Basketball-Griner’s wife breaks silence, urges Biden to get WNBA player home

Basketball – Women – Medal Ceremony
Basketball – Women – Medal Ceremony

(Reuters) – The wife of detained Women’s National Basketball Association (WNBA) player Brittney Griner has urged U.S. President Joe Biden to help get the twice Olympic gold medalist out of Russia.

Griner was detained at a Moscow airport on Feb. 17 when a search of her luggage allegedly revealed multiple cannabis oil vape cartridges and she faces up to 10 years in prison.

The U.S. State Department this month determined that Griner was wrongfully detained, and has assigned diplomats to work for her release.

An emotional Cherelle Griner, speaking out publicly about her wife’s detention for the first time, called on Biden to do all he can to bring Brittney home.

“I just keep hearing that he has the power. She’s a political pawn,” Cherelle Griner said in an interview that aired on the ABC News “Good Morning America” program on Wednesday. “So if they’re holding her because they want you to do something, then I want you to do it.”
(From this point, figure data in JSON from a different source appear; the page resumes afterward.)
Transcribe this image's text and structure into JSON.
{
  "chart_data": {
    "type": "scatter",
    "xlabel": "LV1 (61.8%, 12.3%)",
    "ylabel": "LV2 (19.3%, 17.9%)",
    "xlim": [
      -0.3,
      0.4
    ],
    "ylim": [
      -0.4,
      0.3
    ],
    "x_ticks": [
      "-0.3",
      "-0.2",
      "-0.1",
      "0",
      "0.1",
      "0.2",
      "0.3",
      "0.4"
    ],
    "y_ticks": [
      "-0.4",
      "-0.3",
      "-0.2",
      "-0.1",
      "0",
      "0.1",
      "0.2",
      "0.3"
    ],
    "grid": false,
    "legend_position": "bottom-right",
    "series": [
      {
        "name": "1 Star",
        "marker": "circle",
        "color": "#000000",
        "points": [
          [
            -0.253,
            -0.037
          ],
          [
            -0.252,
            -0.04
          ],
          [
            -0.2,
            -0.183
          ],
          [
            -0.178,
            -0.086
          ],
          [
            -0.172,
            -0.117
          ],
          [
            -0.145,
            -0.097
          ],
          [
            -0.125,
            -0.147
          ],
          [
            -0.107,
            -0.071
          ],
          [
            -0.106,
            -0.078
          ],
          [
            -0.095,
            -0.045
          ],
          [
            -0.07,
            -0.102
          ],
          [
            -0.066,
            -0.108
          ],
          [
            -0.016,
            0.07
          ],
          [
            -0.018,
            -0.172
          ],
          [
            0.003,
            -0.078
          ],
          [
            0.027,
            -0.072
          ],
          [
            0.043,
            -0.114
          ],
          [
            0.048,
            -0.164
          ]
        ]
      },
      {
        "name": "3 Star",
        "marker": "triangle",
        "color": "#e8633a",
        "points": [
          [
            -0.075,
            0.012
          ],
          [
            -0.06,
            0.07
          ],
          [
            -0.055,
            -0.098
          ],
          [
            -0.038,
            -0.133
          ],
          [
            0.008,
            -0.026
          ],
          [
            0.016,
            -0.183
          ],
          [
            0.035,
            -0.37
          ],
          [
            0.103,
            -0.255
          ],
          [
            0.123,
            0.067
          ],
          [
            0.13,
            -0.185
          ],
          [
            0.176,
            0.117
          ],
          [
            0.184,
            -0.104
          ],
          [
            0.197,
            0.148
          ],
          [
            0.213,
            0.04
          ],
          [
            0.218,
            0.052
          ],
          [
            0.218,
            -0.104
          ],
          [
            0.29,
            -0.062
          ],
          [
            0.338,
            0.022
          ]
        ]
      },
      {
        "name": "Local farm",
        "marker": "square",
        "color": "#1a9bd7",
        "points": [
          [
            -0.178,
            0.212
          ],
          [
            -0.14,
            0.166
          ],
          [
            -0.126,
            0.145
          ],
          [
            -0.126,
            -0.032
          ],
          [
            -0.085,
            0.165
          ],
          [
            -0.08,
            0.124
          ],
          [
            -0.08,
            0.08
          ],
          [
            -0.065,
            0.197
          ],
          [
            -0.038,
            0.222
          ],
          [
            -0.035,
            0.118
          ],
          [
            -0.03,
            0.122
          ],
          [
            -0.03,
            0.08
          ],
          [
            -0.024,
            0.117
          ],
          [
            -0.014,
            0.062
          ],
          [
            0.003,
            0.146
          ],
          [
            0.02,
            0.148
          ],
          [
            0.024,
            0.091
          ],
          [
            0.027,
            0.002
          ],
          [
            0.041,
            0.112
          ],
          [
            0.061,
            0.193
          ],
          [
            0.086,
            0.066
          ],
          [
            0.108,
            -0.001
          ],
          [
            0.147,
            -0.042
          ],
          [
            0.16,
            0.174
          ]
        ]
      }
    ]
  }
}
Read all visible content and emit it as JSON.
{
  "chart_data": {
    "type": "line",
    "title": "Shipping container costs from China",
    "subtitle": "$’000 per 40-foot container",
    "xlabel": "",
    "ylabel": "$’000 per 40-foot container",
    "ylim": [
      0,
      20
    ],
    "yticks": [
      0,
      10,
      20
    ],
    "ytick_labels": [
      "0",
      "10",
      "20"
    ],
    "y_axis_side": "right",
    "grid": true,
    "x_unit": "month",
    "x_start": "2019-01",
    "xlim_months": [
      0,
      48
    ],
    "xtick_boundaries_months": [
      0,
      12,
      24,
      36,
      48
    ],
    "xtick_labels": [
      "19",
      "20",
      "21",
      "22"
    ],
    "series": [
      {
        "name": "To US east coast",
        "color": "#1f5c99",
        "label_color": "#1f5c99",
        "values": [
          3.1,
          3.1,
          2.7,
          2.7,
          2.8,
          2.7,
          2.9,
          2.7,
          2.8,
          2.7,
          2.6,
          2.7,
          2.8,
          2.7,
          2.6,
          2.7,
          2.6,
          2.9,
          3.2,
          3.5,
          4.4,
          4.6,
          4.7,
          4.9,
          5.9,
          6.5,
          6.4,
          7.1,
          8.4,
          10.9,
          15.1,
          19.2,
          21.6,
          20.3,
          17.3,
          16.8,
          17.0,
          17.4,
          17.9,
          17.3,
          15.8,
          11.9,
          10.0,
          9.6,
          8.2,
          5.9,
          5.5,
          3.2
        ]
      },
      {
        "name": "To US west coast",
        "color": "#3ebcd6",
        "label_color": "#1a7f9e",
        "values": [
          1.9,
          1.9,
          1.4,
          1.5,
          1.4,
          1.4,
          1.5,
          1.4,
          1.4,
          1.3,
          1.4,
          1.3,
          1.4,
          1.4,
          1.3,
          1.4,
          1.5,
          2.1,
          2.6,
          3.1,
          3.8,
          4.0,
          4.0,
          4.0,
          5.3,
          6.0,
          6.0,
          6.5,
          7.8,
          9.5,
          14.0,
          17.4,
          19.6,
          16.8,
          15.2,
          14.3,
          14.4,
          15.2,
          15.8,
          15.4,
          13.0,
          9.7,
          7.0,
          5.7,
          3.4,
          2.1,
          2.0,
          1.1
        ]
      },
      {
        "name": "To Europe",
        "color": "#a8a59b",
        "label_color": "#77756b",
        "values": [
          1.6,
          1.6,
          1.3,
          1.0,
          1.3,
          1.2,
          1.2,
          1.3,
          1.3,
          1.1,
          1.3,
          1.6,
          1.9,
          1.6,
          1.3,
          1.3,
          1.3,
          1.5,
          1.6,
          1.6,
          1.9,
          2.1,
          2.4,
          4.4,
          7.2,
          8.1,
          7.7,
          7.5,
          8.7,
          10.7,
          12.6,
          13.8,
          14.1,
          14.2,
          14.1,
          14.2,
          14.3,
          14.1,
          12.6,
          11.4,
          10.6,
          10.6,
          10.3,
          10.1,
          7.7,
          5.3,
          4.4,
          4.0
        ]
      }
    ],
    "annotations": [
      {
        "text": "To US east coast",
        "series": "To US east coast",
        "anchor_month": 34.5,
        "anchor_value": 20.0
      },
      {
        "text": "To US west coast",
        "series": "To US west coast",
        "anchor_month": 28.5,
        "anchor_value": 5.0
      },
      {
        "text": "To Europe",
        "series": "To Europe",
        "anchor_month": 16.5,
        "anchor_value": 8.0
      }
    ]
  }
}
Griner’s arrest at Moscow’s Sheremetyevo airport came as diplomatic relations between Washington and Moscow deteriorated following Russia’s invasion of Ukraine.

The Russian customs service said at the time that the alleged offence could carry a prison term of five to 10 years for Griner, who for years has played for a Russian professional team during the WNBA off-season.

Griner told “Good Morning America” that her wife texted her when she was first taken into custody but that her phone was taken away and that although the two have not spoke for nearly 100 days, they have communicated “sporadically” through letters.

The WNBA, which kicked off its 2022 season three weeks ago, is honoring Griner with a floor decal bearing her initials and jersey number on the sideline of its 12 teams.

“Things like that matter, like, it has her hopeful,” Griner said. “It lets her know she’s not forgotten.

“Those small moments, I know, give her some type of hope.”